- Battle of Goito Bridge: Part of First War of Italian Independence
| Date | 8 April 1848 |
| Location | Goito, Lombardy, Italy45°14′49″N 10°40′29″E﻿ / ﻿45.24694°N 10.67472°E |
| Result | Piedmontese victory |

Belligerents
- Kingdom of Sardinia: Austrian Empire

Commanders and leaders
- Eusebio Bava Federico d'Arvillars: Ludwig von Wohlgemuth

Strength
- 9,300 troops: 3,000–3,500 troops

Casualties and losses
- 8 dead and 40 wounded: 19 dead, 15 wounded and 68 captured

= Battle of Goito Bridge =

Battle of the First War of Italian Independence

The Battle of Goito Bridge or Battle of the Bridge of Goito (Battaglia del Ponte di Goito) was the first significant clash fought during the First Italian War of Independence and took place on the 8th April 1848. It was so named in order to distinguish it from the far more significant and large-scale Battle of Goito that was fought the following month. The battle of Goito Bridge saw a Piedmontese division capture a key bridge on the Mincio River held by a significantly smaller Austrian detachment.

As the first battle in which the newly established Piedmontese Bersaglieri corps took part, the battle of the Bridge of Goito holds a significant place in Italian military historiography and in the corps' battle honors.

== Order of battle ==
The battle took place between an advance guard of the 1st Piedmontese division (General Eusebio Bava) commanded by Federico d'Arvillars and a smaller Austrian detachment under Ludwig von Wohlgemuth in and around the crossing on the river Mincio by Goito.

The Piedmontese advance guard consisted of a company of the newly founded light-infantry Bersaglieri, a small cavalry platoon, a detachment of military engineers, 300 marines of the Royal Sardinian Navy led by Major Alli Maccarani and a detachment of the 6th artillery battery. The Piedmontese were also reinforced by a company of Mantuan volunteers led by Captain Saverio Griffini.

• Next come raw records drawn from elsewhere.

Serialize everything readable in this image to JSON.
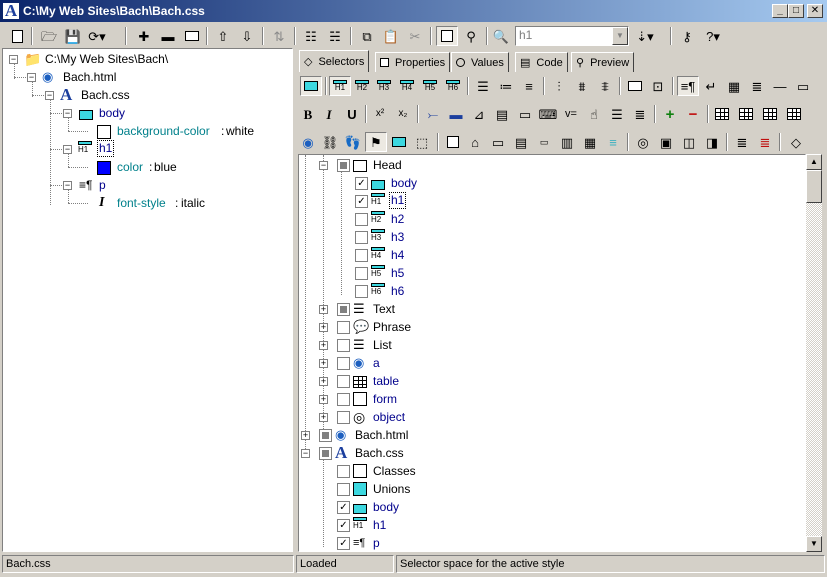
{
  "window": {
    "title": "C:\\My Web Sites\\Bach\\Bach.css",
    "app_icon_letter": "A",
    "minimize_glyph": "_",
    "maximize_glyph": "□",
    "close_glyph": "✕"
  },
  "toolbar": {
    "style_combo": {
      "value": "h1"
    }
  },
  "left_tree": {
    "root": "C:\\My Web Sites\\Bach\\",
    "html_file": "Bach.html",
    "css_file": "Bach.css",
    "body": "body",
    "body_prop_name": "background-color",
    "body_prop_sep": ":",
    "body_prop_value": "white",
    "h1": "h1",
    "h1_prop_name": "color",
    "h1_prop_sep": ":",
    "h1_prop_value": "blue",
    "p": "p",
    "p_prop_name": "font-style",
    "p_prop_sep": ":",
    "p_prop_value": "italic"
  },
  "tabs": [
    "Selectors",
    "Properties",
    "Values",
    "Code",
    "Preview"
  ],
  "right_tree": {
    "head": "Head",
    "head_items": [
      "body",
      "h1",
      "h2",
      "h3",
      "h4",
      "h5",
      "h6"
    ],
    "groups": [
      "Text",
      "Phrase",
      "List",
      "a",
      "table",
      "form",
      "object"
    ],
    "html_file": "Bach.html",
    "css_file": "Bach.css",
    "css_items": [
      "Classes",
      "Unions",
      "body",
      "h1",
      "p"
    ]
  },
  "heading_icon_labels": [
    "H1",
    "H2",
    "H3",
    "H4",
    "H5",
    "H6"
  ],
  "format_buttons": {
    "bold": "B",
    "italic": "I",
    "underline": "U"
  },
  "status": {
    "file": "Bach.css",
    "state": "Loaded",
    "hint": "Selector space for the active style"
  },
  "colors": {
    "title_start": "#0a246a",
    "title_end": "#a6caf0",
    "selector_blue": "#00008b",
    "property_teal": "#00808b",
    "swatch_blue": "#0000ff",
    "swatch_white": "#ffffff",
    "selector_cyan": "#3cd8e0"
  }
}
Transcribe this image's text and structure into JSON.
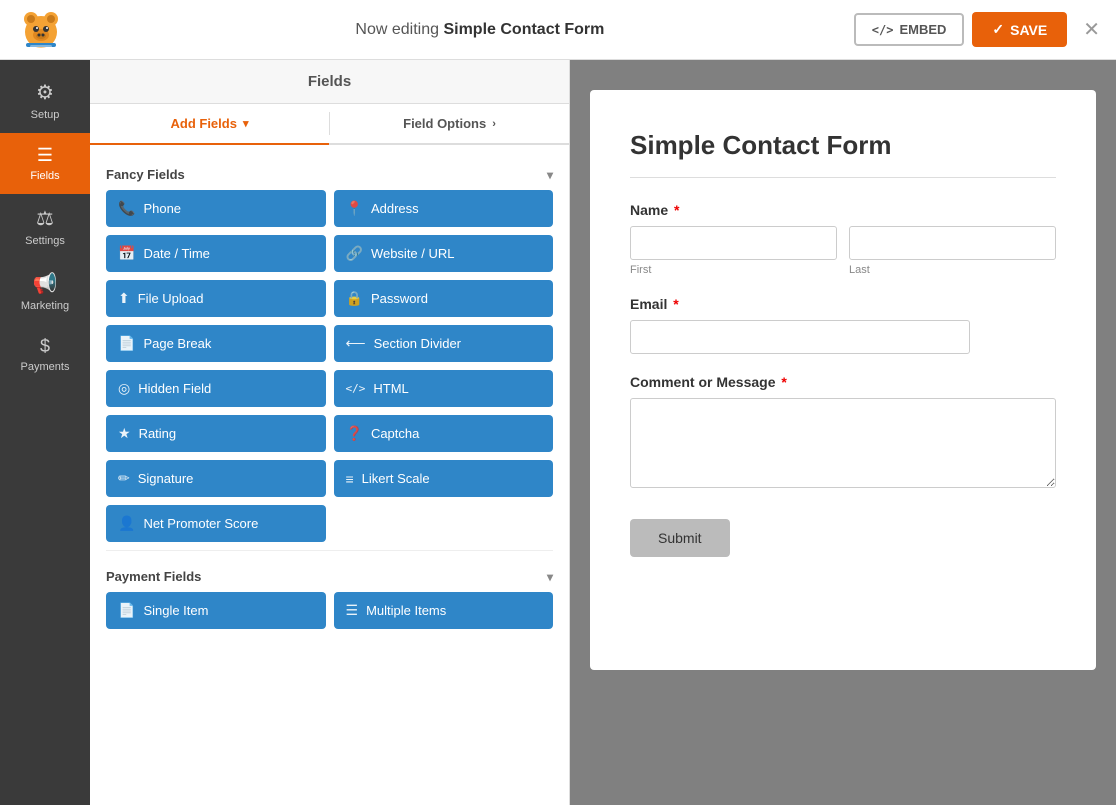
{
  "header": {
    "editing_label": "Now editing",
    "form_name": "Simple Contact Form",
    "embed_label": "EMBED",
    "save_label": "SAVE",
    "embed_icon": "</>",
    "save_icon": "✓"
  },
  "sidebar": {
    "items": [
      {
        "id": "setup",
        "label": "Setup",
        "icon": "⚙"
      },
      {
        "id": "fields",
        "label": "Fields",
        "icon": "☰",
        "active": true
      },
      {
        "id": "settings",
        "label": "Settings",
        "icon": "⚖"
      },
      {
        "id": "marketing",
        "label": "Marketing",
        "icon": "📢"
      },
      {
        "id": "payments",
        "label": "Payments",
        "icon": "$"
      }
    ]
  },
  "fields_panel": {
    "header_label": "Fields",
    "tabs": [
      {
        "id": "add-fields",
        "label": "Add Fields",
        "active": true,
        "chevron": "▾"
      },
      {
        "id": "field-options",
        "label": "Field Options",
        "active": false,
        "chevron": "›"
      }
    ],
    "sections": [
      {
        "id": "fancy-fields",
        "label": "Fancy Fields",
        "collapsed": false,
        "buttons": [
          {
            "id": "phone",
            "label": "Phone",
            "icon": "📞"
          },
          {
            "id": "address",
            "label": "Address",
            "icon": "📍"
          },
          {
            "id": "date-time",
            "label": "Date / Time",
            "icon": "📅"
          },
          {
            "id": "website-url",
            "label": "Website / URL",
            "icon": "🔗"
          },
          {
            "id": "file-upload",
            "label": "File Upload",
            "icon": "⬆"
          },
          {
            "id": "password",
            "label": "Password",
            "icon": "🔒"
          },
          {
            "id": "page-break",
            "label": "Page Break",
            "icon": "📄"
          },
          {
            "id": "section-divider",
            "label": "Section Divider",
            "icon": "⟵"
          },
          {
            "id": "hidden-field",
            "label": "Hidden Field",
            "icon": "◎"
          },
          {
            "id": "html",
            "label": "HTML",
            "icon": "</>"
          },
          {
            "id": "rating",
            "label": "Rating",
            "icon": "★"
          },
          {
            "id": "captcha",
            "label": "Captcha",
            "icon": "❓"
          },
          {
            "id": "signature",
            "label": "Signature",
            "icon": "✏"
          },
          {
            "id": "likert-scale",
            "label": "Likert Scale",
            "icon": "≡"
          },
          {
            "id": "net-promoter-score",
            "label": "Net Promoter Score",
            "icon": "👤",
            "full": true
          }
        ]
      },
      {
        "id": "payment-fields",
        "label": "Payment Fields",
        "collapsed": false,
        "buttons": [
          {
            "id": "single-item",
            "label": "Single Item",
            "icon": "📄"
          },
          {
            "id": "multiple-items",
            "label": "Multiple Items",
            "icon": "☰"
          }
        ]
      }
    ]
  },
  "form_preview": {
    "title": "Simple Contact Form",
    "fields": [
      {
        "id": "name",
        "label": "Name",
        "required": true,
        "type": "name",
        "sub_fields": [
          {
            "placeholder": "",
            "sub_label": "First"
          },
          {
            "placeholder": "",
            "sub_label": "Last"
          }
        ]
      },
      {
        "id": "email",
        "label": "Email",
        "required": true,
        "type": "text",
        "placeholder": ""
      },
      {
        "id": "comment",
        "label": "Comment or Message",
        "required": true,
        "type": "textarea",
        "placeholder": ""
      }
    ],
    "submit_label": "Submit"
  }
}
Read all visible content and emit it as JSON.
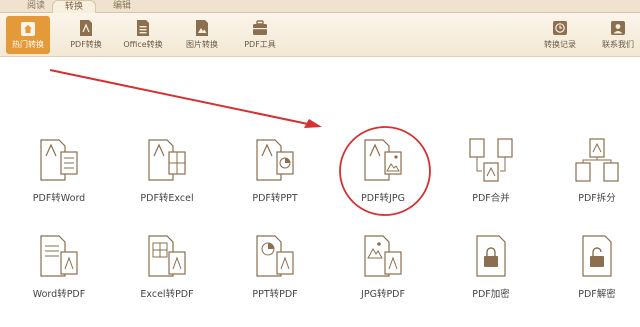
{
  "tabs": {
    "read": "阅读",
    "convert": "转换",
    "edit": "编辑"
  },
  "toolbar": {
    "hot": "热门转换",
    "pdf": "PDF转换",
    "office": "Office转换",
    "image": "图片转换",
    "tools": "PDF工具",
    "history": "转换记录",
    "contact": "联系我们"
  },
  "items": {
    "pdf_word": "PDF转Word",
    "pdf_excel": "PDF转Excel",
    "pdf_ppt": "PDF转PPT",
    "pdf_jpg": "PDF转JPG",
    "pdf_merge": "PDF合并",
    "pdf_split": "PDF拆分",
    "word_pdf": "Word转PDF",
    "excel_pdf": "Excel转PDF",
    "ppt_pdf": "PPT转PDF",
    "jpg_pdf": "JPG转PDF",
    "pdf_encrypt": "PDF加密",
    "pdf_decrypt": "PDF解密"
  },
  "colors": {
    "accent": "#e59a3a",
    "icon": "#8b6f4e",
    "annotation_red": "#d63030"
  }
}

A single company of skirmishing Kaiserjäger from the defending Austrian detachment had occupied the town and its outskirts, while five companies of Austrian infantry and 4 artillery pieces held the opposite bank of the river. The objective of the smaller Austrian force was to frustrate the Piedmontese crossing, delaying the enemy advance against Mantua and to destroy the bridge.

== The battle ==
Early in the morning (sometime between 8 and 9 am) the advance guard of the 1st Piedmontese Division clashed with Austrian forces outside the town. A company of Bersaglieri and a squadron of cavalry squad then attacked the company of Kaiserjäger holding the entrance to the town and "quickly forced them to disperse".

Colonel Alessandro La Marmora then led the Bersaglieri charge into the town, and was seriously injured in the jaw in the course of the engagement. The Austrians, who had earlier placed explosive on the bridge decided to blow it up in order to halt the Italian advance, but were unable to do so as the explosives had been rendered ineffective by rain the previous night.

Just as Austrian Engineers started wiring the bridge with explosives again, the Bersaglieri - supported by Major Alli Maccarani's marines - sought to capture the bridge and prevent its disabling. The Bersaglieri attack was however not full successful, and momentarily stalled under the accurate fire of the Kaiserjäger protecting the bridge-head in town. Major Alli Maccarani was wounded in the shoulder, and even the officer who replaced him was shot in the right hand and wounded. A Lieutenant from the Royal Sardinian Navy and Lieutenant Demetrio Galli of the Bersaglieri were killed alongside a number of enlisted men. The Piedmontese assault stalled.

General d'Arvillars then dispatched a few companies of the 9th infantry Regiment to aid the Bersaglieri and marines in their assault on the bridge. The Austrian engineers had however by then finished placing the explosives, and the Kaiserjäger retreated across the bridge minutes before the Austrian engineers blew up the structure. The Austrian efforts were however unsuccessful in completing destroying the key bridge: the entire floor of the bridge collapsed, but one of its parapets remained standing.

The two opposing sides then began exchanging fire across the river. Seeking to end the stalemate and to capture what remained of the crossing, General d'Arvillars ordered some Piedmontese units to march northwards and give the impression that a pontoon may be thrown across the river at another location. As the Austrian defenders prepared to retreat in order to avoid being flanked a small group of Bersaglieri and marines then climbed across the semi-destroyed bridge, prompting a collapse of the Austrian defensive position. As the Austrians fled, the Piedmontese seized a cannon and captured at least thirty prisoners.

The Austrians regrouped in Mozzecane and then retreated towards Mantua while more Piedmontese troops crossed the damaged bridge and engineers worked to restore the structure. Three hours later the bridge was supposedly fully restored, and more substantial Piedmontese forces were able to cross the bridge.